The quiet in my house is the opposite of my mind. I can’t shut off my brain. “You hardly use your brain, it should be a simple thing to shut it off.”
Ever since my return home, I feel alone. The ghosts from war torn lands sometimes seem to be my only friends. That’s pathetic. I sound like a loser when I allow these thoughts to run through my mind.
It’s after five in the evening, and I am sitting in the recliner. I turn the lights off, except for my corner lamp. The A/C hums and Rambo: Last Blood plays on my television.
The longer I am home, the more I wonder about my return from the sand pits of Iraq. I’m home, I should be grateful to be alive and whole in body. I am. Many of my friends never returned, I sure do miss them.
My struggles with my thoughts and the chaos within seem to play throughout the latest Rambo movie. However, it barely scratches the surface of the pain that plagues so many veterans.
It is of small comfort that I am not alone in this struggle.
This pandemic has drained me. We all are shut-in. Sometimes, it feels as if I am being smothered by the memories of a life I left long ago. As if someone is holding a pillow over my mouth and nose.

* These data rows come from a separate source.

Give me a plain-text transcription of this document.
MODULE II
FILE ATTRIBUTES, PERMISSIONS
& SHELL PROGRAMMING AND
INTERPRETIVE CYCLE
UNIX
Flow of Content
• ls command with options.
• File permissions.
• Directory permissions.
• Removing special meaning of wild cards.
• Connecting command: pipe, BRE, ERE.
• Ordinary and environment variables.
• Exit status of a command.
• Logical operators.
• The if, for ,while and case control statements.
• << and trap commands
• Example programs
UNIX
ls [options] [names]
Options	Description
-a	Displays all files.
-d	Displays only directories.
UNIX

Now, there is more trouble. Racist cops kill an unarmed black man. Or should I say, one racist cop killed him? Either way, a man lies dead because of the hatred in another man’s heart.
As I watch the world implode around me, I have to wonder what my friends would think if they’d survived. Would they be happy with the way things turned out? Would they wonder if their sacrifice was in vain?
I survived and I would rather have my friends back.
There are many reasons why people are protesting the murder of an innocent man. I can understand their anger, their frustration with the justice system is not wrong or invalid.
Burning down communities, destroying the life’s work of people who had nothing to do with the murder is wrong. Yes, I can separate the two. Many innocent people have been hurt by their rage. Yes, their rage is justified. No one, regardless of race, should ever be murdered because of their skin pigmentation.
We are all God’s children.
My brothers, those who never returned, would not approve of the actions of this police officer. They would not agree with the wholesale destruction by the rioters and looters. It is possible to stand against injustice without robbing, looting, and being a public nuisance.
My friends would stand in the trenches and fight injustice, at home and abroad. All I can do is fight to keep their memories alive and hope for a better tomorrow.